A review of thawing strategy for frozen embryo transfer

D Yell, C Kingsland, & S Troup

Hewitt Centre for Reproductive Medicine, Liverpool Women's Hospital, Crown Street, Liverpool L8 7SS, UK

E-mail: [email protected]

The optimum number of pronucleate embryos that should be thawed for a frozen embryo transfer (FET) is an ongoing topic of discussion, with the aim being to optimise pregnancy rates whilst minimising embryo ‘wastage’. Currently, for two embryo transfers and when possible, embryos are thawed until four are available for culture. However, our unit does not re-freeze embryos resulting in some being discarded. The aim of this study was to determine the cleavage rate of pronucleate embryos following the freeze/thaw procedure, the number and quality of those discarded, and pregnancy rates according to the number of embryos available for culture.

400 FET cycles between January 2006 and June 2007 were examined. 1194/1567(76.2%) embryos survived the freeze thaw process with 1067/1194(89.4%) going on to cleave. 357/1067(33.5%) were discarded of which 202(56.6%) were of ‘high’ quality (grade 1 or 2). The clinical pregnancy rates (per ET) for patients having one, two, three or four embryos in culture were 1/32(3.1%), 11/99(11.1%), 12/73(16.4%) and 28/164(17.1%), respectively. Although the differences in pregnancy rates were not statistically significant there was a clear trend towards increased pregnancy rates where more embryos were cultured (e.g. one vs. three, p = 0.0886; one vs. four, p = 0.0727)

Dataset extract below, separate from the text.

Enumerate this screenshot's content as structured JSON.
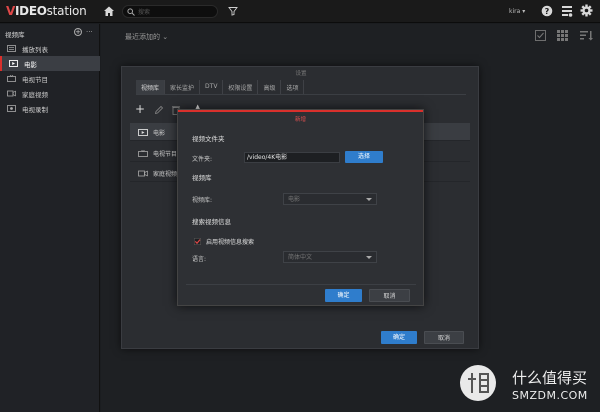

The increased pregnancy rates where more embryos were cultured suggest better quality embryos are available for transfer, perhaps a result of increased choice. However, cleavage rates and hence the number of cleaved embryos discarded are high. Clearly a balance needs to be found between achieving good pregnancy rates and ‘wasting’ embryos. In conclusion, it may be prudent to adopt a policy for thawing until only three embryos are available for culture.